Che poi secondo me non è neanche un problema di informazioni più o meno distorte, non esistendo più i fatti ma solo le interpretazioni. È proprio che le buone cause rovinano tutto, dalla letteratura giù fino ai social. Susan Sontag, che beata lei è morta prima che arrivasse Facebook, scriveva cinquant’anni fa del declino di Neruda e di Brecht «quando misero la loro poesia al servizio della gente, delle richieste di giustizia sociale». E neppure il cristianesimo, diceva, fu una gran pacchia per le arti, «finché non ridusse i moralismi».

Quindi forse la domanda è: esiste la possibilità d’una amoralità delle piattaforme, o dal moralismo d’una matrice si può solo passare a quello d’altra matrice? «Una società nuova è sempre repressa», diceva Alberto Moravia a Furio Colombo su un Tuttolibri anch’esso del 1975, e forse i social non sono più abbastanza nuovi da reprimersi e reprimerci. 

Ieri Luca Bizzarri aveva pubblicato la risposta di Instagram alla sua segnalazione del commento di uno che augurava un cancro ai suoi figli. Non c’è niente che non va, gli avevano risposto i sistemi automatizzati. Forse perché sanno che Bizzarri, diversamente da Musk e da Sonni Boi, non ha mille figli dei quali non ricorda un viso, e – se augurare malanni a gente davvero esistente è reato di pensiero magico – auspicare accidenti per creature immaginare non so bene che morale leda.

È interessante che, nel video con cui annuncia la fine dei «sistemi complessi di moderazione» che sono divenuti sistemi di censura, Zuckerberg abbia detto che la squadra che si occuperà di moderazione dei contenuti non starà più in California ma in Texas. Lo stato da cui trasmette Joe Rogan, dal cui podcast pareva dipendessero vita e morte delle ultime elezioni. E lo stato in cui Elon Musk aveva detto di voler trasferire le sue aziende quando in California è stato eliminato il dovere delle scuole di avvisare i genitori in caso di transizione di genere dei minorenni.

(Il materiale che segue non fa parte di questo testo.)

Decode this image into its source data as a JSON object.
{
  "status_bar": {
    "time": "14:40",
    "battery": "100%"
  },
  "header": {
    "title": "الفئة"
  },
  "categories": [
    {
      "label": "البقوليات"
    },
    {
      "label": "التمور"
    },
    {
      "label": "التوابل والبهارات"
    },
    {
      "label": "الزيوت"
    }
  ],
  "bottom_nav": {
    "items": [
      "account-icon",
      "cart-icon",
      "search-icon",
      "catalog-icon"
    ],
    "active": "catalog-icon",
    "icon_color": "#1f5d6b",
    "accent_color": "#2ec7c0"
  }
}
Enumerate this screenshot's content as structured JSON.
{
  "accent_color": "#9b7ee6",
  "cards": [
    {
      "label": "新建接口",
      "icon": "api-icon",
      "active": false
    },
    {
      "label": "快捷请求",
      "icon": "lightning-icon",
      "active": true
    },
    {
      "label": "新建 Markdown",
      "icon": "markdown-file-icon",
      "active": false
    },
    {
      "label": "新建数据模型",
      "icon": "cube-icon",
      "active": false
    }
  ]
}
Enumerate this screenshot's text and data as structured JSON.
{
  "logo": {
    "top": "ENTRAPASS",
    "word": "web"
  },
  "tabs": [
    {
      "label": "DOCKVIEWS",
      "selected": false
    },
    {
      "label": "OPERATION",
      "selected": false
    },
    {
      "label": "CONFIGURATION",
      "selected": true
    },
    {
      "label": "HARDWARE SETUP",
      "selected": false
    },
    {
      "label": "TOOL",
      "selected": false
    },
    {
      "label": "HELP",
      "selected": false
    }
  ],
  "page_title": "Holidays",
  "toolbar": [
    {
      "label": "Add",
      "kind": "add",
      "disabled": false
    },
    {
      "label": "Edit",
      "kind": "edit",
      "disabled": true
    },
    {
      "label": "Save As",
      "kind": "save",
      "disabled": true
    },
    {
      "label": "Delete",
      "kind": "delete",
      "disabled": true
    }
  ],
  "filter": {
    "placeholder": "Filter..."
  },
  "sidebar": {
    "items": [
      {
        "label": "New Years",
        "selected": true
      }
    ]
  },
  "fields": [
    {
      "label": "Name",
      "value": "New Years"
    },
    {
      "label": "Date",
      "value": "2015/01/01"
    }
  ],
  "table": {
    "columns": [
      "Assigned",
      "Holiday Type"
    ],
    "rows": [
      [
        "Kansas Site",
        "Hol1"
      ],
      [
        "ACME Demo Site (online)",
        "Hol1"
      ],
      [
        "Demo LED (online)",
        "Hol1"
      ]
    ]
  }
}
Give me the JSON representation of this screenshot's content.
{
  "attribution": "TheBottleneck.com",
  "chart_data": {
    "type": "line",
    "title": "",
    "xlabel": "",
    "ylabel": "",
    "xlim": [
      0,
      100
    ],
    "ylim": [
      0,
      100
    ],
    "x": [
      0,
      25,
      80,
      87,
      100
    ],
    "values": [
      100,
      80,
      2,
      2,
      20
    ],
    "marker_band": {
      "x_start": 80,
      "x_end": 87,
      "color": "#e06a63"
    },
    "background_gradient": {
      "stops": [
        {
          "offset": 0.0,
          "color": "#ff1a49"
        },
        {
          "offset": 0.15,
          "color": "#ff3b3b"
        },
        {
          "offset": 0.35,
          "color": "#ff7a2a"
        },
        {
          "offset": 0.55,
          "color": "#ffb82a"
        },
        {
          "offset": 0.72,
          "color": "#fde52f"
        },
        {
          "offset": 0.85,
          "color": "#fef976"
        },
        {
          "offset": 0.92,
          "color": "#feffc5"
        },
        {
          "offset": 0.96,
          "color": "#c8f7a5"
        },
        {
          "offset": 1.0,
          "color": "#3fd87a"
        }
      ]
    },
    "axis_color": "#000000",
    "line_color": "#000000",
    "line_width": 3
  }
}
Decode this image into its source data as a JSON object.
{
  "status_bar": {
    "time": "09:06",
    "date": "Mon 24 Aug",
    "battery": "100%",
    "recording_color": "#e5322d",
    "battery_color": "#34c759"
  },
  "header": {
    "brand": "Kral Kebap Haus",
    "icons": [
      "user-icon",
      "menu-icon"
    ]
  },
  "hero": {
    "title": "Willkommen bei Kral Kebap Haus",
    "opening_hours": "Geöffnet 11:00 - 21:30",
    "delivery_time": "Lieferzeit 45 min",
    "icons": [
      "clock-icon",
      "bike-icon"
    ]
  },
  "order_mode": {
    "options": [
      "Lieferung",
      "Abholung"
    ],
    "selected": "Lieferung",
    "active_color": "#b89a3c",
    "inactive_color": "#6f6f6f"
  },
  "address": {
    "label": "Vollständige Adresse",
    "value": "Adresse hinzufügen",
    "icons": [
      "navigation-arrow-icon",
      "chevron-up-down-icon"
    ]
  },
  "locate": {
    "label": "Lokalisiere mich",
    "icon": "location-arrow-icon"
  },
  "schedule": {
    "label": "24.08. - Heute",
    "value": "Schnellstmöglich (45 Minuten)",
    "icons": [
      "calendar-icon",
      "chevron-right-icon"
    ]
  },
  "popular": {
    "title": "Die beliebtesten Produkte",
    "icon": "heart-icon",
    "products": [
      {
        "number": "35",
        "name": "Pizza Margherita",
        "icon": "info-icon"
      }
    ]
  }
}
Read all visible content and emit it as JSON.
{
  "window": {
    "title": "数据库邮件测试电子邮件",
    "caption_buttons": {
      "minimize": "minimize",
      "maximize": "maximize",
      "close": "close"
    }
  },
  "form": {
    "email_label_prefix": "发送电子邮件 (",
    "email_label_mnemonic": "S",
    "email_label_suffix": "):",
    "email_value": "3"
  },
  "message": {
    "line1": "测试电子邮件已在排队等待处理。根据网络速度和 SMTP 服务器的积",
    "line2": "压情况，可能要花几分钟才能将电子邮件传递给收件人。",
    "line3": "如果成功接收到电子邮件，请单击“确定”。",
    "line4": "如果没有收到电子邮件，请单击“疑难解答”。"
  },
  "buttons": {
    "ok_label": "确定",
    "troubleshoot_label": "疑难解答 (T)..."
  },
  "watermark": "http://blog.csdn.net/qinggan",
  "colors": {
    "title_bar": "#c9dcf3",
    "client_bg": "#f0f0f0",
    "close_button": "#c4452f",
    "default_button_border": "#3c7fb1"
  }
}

È anche interessante che Zuck abbia detto che lavorerà con Trump per convincere gli altri paesi, quelli in cui la difesa della libertà d’espressione non è sentita quanto negli Stati Uniti, a non «istituzionalizzare la censura» come, dice, sta avvenendo sempre più in Europa.

Cita l’Europa, e l’America del sud, e la Cina, ma è difficile non pensare all’Inghilterra della quale ora si ha gioco facile a dire che ti arrestano se posti una cosa che non piace a qualcuno ma in compenso puoi stuprare impunito le bambine. (Illuminante caso, il dibattito social sui casi inglesi di stupri di gruppo, di come non esistano informazione e disinformazione, ma solo gente che non legge un cazzo mai e poi strepita che il sistema le abbia tenuto celate le notizie).

Mi piace pensare c’entri, con la decisione di elonizzarsi di Zuckerberg, non solo la consapevolezza che il ruolo del buono e quello del cattivo sono intercambiabili (Zuck era il cattivo di Cambridge Analytica assai prima che Musk fosse il cattivo di Mar-a-Lago), ma anche l’annuncio dell’altroieri dei nuovi consiglieri d’amministrazione di Meta.

C’è uno che viene da Microsoft, c’è uno che a capodanno di due anni fa è stato così sveglio da farsi riprendere dalle telecamere mentre schiaffeggiava la moglie, e poi c’è anche John Elkann. Vuoi che John non abbia portato Mark in riva alla Senna con una bottiglia di grappa per dirgli Zuck, ti spiego io come funziona l’informazione, i suoi limiti e quelli dei social: hai presente le booktoker su Repubblica?